On a different note, jazz musician Dexter Gordon has been cast aside by Coca-Cola. The Oscar-nominated ‘Round Midnight star was up for a gig as a jazz musician in a Coke commercial but, according to his wife, Maxine, “They turned him down because his skin was too light for the part. It’s an old story for black actors—you’re either too dark or too light. Thank God Irwin Winkler [‘Round Midnight’s producer] didn’t think that way.”

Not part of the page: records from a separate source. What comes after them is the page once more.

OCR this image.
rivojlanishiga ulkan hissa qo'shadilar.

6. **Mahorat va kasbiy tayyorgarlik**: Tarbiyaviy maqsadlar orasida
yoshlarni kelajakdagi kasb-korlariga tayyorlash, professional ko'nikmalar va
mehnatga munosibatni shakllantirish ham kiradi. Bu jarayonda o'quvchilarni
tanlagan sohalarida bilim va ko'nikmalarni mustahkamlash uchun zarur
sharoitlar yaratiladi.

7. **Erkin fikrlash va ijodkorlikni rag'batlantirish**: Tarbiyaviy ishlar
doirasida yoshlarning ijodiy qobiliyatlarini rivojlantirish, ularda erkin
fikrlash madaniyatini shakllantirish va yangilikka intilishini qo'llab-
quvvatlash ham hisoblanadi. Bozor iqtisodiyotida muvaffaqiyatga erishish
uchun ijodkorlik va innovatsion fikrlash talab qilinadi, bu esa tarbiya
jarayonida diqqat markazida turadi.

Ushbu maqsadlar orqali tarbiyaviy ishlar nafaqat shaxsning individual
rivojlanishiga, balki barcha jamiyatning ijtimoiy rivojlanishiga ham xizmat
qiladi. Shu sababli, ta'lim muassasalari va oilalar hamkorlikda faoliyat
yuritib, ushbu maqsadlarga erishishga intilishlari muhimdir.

Prince got Sheena Easton in a lot of trouble with obscene lyrics when he penned her last hit, Sugar Walls. Now he may get her out of it. He’s written a new single for the Scottish rocker, a ballad called Eternity, and it doesn’t have a dirty word in it. Sheena’s album, No Sound but a Heart, due out June 19, signals a change of direction: She’ll leave dance music behind for ballads and mid-tempo songs. Only squeaky-clean ones, at that.
To err is human, to forgive is what TV evangelist Jim Bakker is asking his disciples to do. At Heritage USA, the theme park near Charlotte, N.C. run by Bakker’s organization, PTL, a “forgiven” campaign is underway. The word is spelled out in flower beds, brochures, on lapel pins and will appear on Bibles sent to PTL patrons. Forgive us for mentioning it.